Talvez o clima seco de Brasília seja o responsável pela degeneração de caráter de nossos políticos e de seus asseclas. Mas a falta de interesse pela vida dos outros já se tornou doentia. Nos Estados Unidos fizeram um minuto de silêncio pelas vítimas do desastre aéreo brasileiro. Mas aqui? Que nada!!! Só se ouve discussão sobre quem é o culpado. As mortes não têm a menor importância, a não ser na hora de dar alguma entrevista. O desastre que ocorreu não é surpresa para nosso Presidente, pois as dificuldades do tráfego aéreo já eram conhecidas por Lula desde 2003, quando foi avisado da bagunça que haveria no setor futuramente. Mas perder tempo com ‘isso’ não daria o IBOPE necessário, até porque seus eleitores só andam de trem. Então, Lula deixou o perigo prá lá. O desastre pode esperar; não pode ser resolvido com cesta básica.

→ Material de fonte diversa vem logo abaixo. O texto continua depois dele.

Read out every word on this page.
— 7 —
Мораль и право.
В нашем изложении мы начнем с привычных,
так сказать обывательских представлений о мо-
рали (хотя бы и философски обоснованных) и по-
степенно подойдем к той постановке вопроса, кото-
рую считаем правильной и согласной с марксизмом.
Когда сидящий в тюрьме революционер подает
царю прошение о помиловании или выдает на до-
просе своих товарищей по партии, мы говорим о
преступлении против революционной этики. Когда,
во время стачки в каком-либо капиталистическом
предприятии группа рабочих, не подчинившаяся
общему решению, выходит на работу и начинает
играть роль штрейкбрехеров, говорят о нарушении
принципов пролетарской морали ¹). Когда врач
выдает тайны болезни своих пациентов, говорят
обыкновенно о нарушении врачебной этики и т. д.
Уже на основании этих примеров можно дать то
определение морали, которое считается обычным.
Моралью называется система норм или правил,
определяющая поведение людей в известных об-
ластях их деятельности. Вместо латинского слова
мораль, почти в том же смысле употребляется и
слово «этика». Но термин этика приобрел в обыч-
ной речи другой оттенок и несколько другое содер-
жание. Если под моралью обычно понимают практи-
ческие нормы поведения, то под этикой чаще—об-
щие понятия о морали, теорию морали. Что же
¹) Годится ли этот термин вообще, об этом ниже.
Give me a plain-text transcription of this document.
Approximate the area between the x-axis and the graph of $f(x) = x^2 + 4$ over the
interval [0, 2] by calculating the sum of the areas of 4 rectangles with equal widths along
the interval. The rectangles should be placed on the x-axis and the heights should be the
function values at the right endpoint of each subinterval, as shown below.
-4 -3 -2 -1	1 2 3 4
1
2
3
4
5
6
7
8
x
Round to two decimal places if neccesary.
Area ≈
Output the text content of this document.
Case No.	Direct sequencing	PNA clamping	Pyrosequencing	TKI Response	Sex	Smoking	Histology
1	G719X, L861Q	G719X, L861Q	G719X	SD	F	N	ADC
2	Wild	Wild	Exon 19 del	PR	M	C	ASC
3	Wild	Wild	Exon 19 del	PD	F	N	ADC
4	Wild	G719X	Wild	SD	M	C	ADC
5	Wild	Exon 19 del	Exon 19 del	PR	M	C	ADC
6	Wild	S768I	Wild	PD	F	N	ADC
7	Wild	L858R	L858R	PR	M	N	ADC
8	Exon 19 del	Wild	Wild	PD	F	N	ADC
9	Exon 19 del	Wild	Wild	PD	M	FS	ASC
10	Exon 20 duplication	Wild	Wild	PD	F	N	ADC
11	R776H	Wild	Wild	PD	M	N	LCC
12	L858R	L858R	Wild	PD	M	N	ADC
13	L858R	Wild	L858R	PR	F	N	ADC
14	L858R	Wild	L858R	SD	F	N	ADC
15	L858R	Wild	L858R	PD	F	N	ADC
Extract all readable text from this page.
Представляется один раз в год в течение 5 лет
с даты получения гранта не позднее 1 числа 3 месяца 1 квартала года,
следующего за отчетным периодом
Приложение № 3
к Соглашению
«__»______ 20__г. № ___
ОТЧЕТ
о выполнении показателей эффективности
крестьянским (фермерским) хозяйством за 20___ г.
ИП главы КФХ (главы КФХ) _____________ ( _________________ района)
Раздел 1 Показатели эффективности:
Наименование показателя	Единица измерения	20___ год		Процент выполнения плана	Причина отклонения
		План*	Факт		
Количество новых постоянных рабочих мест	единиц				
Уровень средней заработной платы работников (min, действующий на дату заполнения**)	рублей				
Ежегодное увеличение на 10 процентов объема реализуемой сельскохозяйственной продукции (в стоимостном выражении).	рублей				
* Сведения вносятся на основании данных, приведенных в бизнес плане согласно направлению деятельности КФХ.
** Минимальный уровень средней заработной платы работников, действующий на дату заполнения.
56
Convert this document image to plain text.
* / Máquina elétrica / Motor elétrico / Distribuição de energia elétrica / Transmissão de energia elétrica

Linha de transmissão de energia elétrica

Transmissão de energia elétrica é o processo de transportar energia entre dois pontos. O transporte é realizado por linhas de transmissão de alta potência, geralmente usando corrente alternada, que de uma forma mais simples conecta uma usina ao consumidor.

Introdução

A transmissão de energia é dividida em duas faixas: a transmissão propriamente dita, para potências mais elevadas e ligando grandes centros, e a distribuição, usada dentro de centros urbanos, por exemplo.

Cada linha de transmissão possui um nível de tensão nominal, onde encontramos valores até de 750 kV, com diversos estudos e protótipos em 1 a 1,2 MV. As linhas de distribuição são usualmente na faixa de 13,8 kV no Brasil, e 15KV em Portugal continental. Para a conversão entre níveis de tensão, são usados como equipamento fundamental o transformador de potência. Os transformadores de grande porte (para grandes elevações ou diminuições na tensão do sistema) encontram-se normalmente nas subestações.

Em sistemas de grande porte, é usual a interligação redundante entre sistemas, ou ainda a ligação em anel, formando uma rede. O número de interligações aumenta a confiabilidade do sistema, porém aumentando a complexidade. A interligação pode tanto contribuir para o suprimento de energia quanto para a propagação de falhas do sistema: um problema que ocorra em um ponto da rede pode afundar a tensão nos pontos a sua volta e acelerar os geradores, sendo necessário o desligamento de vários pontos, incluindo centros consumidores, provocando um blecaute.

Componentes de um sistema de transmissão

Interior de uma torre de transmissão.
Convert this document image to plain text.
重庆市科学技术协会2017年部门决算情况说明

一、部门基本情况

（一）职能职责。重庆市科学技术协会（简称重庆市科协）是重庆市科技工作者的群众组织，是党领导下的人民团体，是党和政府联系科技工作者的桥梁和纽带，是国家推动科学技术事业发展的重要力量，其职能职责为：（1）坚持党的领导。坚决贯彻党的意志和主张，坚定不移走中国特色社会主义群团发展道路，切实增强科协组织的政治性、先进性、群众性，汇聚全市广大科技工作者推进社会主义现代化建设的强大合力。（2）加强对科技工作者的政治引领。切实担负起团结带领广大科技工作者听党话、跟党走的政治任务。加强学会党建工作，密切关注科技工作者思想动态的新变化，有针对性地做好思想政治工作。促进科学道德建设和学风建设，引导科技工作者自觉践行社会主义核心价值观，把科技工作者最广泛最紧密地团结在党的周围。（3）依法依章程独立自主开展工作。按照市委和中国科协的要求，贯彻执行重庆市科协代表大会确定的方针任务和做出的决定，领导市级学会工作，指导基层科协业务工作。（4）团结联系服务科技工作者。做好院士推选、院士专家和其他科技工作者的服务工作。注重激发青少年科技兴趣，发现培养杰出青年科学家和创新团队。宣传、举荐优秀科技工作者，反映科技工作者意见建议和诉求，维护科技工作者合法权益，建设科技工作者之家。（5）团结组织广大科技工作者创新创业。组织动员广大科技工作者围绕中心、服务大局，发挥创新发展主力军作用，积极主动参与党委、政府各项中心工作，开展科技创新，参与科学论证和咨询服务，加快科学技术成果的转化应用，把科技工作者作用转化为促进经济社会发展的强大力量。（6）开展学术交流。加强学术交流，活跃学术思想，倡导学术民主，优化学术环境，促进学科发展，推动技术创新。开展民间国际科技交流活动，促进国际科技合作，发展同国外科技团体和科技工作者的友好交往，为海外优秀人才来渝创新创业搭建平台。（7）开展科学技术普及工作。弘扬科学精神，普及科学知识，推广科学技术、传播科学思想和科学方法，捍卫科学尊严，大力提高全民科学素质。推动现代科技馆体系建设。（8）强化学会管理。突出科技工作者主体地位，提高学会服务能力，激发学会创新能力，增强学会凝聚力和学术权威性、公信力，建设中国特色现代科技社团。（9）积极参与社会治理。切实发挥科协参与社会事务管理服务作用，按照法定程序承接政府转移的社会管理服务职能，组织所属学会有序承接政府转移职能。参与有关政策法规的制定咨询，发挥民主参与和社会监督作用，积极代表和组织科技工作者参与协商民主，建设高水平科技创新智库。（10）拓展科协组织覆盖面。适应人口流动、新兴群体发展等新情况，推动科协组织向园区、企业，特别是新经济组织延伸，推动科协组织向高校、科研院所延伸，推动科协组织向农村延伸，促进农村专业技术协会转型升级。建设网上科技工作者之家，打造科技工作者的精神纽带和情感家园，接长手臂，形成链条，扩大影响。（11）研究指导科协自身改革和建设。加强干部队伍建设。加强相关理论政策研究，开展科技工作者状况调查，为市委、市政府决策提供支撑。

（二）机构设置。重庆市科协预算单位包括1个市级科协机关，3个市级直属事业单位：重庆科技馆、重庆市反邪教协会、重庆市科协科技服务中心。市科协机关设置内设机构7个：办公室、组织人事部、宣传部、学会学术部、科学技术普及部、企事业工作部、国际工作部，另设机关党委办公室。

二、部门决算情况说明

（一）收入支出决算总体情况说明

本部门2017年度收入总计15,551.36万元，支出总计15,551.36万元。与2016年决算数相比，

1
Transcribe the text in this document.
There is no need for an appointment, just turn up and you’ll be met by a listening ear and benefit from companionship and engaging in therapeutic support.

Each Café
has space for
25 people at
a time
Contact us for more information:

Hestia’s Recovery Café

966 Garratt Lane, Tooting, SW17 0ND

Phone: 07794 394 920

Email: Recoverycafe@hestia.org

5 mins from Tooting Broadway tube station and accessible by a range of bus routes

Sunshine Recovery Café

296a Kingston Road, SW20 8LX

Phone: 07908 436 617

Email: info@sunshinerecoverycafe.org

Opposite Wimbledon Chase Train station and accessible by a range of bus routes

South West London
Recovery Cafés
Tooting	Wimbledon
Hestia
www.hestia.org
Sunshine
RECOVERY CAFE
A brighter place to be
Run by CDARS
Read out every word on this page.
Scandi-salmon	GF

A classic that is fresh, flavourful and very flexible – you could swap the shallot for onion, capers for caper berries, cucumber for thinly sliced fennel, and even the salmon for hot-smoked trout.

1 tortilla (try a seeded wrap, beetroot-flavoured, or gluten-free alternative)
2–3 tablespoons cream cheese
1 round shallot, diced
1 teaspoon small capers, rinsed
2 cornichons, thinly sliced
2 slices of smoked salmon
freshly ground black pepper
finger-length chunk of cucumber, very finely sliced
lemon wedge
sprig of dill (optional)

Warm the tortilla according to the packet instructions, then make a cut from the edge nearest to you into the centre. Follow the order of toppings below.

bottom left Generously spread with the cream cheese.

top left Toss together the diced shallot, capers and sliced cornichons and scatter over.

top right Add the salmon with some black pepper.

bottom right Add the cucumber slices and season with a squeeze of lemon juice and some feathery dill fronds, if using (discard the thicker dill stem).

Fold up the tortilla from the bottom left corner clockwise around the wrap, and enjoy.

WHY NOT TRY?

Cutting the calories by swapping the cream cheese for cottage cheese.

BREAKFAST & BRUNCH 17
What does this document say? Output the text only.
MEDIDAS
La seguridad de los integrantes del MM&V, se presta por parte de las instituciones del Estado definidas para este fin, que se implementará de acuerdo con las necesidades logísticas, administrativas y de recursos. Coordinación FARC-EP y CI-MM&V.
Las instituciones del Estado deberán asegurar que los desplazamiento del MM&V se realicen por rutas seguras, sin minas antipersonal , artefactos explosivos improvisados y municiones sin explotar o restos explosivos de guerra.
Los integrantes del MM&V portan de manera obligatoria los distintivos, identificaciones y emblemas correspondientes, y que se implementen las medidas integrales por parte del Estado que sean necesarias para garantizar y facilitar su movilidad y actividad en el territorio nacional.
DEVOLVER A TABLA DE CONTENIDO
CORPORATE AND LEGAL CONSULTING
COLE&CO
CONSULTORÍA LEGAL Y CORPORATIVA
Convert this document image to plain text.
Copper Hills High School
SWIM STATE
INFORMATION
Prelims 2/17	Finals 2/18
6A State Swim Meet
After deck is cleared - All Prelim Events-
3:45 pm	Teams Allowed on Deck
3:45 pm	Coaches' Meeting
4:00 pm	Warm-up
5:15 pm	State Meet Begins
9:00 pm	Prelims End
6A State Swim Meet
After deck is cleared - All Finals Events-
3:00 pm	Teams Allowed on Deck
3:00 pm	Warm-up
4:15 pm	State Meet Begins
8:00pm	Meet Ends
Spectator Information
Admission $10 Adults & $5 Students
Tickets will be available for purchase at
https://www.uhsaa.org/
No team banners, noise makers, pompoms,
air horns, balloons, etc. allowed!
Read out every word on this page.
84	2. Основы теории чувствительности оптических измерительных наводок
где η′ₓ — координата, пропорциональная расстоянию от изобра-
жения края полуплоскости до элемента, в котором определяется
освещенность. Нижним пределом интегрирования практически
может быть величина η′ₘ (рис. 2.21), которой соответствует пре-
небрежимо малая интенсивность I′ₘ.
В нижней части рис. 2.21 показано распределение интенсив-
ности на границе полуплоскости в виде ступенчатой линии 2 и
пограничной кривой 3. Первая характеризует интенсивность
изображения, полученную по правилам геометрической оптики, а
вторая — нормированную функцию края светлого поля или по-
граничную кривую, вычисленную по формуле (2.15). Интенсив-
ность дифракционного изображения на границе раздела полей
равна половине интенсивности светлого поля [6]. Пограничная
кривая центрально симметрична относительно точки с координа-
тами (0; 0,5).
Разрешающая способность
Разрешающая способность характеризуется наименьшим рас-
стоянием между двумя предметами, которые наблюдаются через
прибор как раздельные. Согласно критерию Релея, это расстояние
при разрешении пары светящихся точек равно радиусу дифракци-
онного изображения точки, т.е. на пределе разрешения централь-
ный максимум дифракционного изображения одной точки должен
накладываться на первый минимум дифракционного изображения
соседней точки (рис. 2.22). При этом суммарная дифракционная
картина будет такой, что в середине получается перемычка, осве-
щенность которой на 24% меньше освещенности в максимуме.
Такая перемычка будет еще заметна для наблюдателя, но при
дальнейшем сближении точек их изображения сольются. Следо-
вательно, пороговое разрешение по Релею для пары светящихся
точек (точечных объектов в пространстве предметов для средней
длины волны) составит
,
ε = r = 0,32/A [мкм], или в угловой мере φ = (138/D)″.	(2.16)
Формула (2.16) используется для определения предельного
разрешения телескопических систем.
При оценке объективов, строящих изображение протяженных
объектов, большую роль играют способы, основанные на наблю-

******* Um de nossos deputados federais, Júlio Redecker, também morreu no acidente. Aliás me parece que não deveria fazer parte de alguma das grandes panelas congressistas. Primeiro por estar num avião de carreira, coisa que os opulentos não fazem. Segundo, os bens que deixou nem se comparam à capacidade de fazer fortuna com o dinheiro alheio que tem um Renam Calheiros, por exemplo, e por último deu para perceber que entre os parlamentares a sua morte não foi muito $entida. Isso me fez enviar, por e.mail, a senadores, deputados e tudo o que é do gênero, o que chamei de “Que tenham um Bom Velório” . Mas juro que pensei duas vezes antes de enviar, diante da minha própria frieza,. Porém, logo depois vejo nos jornais a alegria de um assessor presidencial pela suposta isenção de culpa do governo no desastre da TAM.
Ai! Quem bom! Morreram uns duzentos, mas a culpa não foi nossa.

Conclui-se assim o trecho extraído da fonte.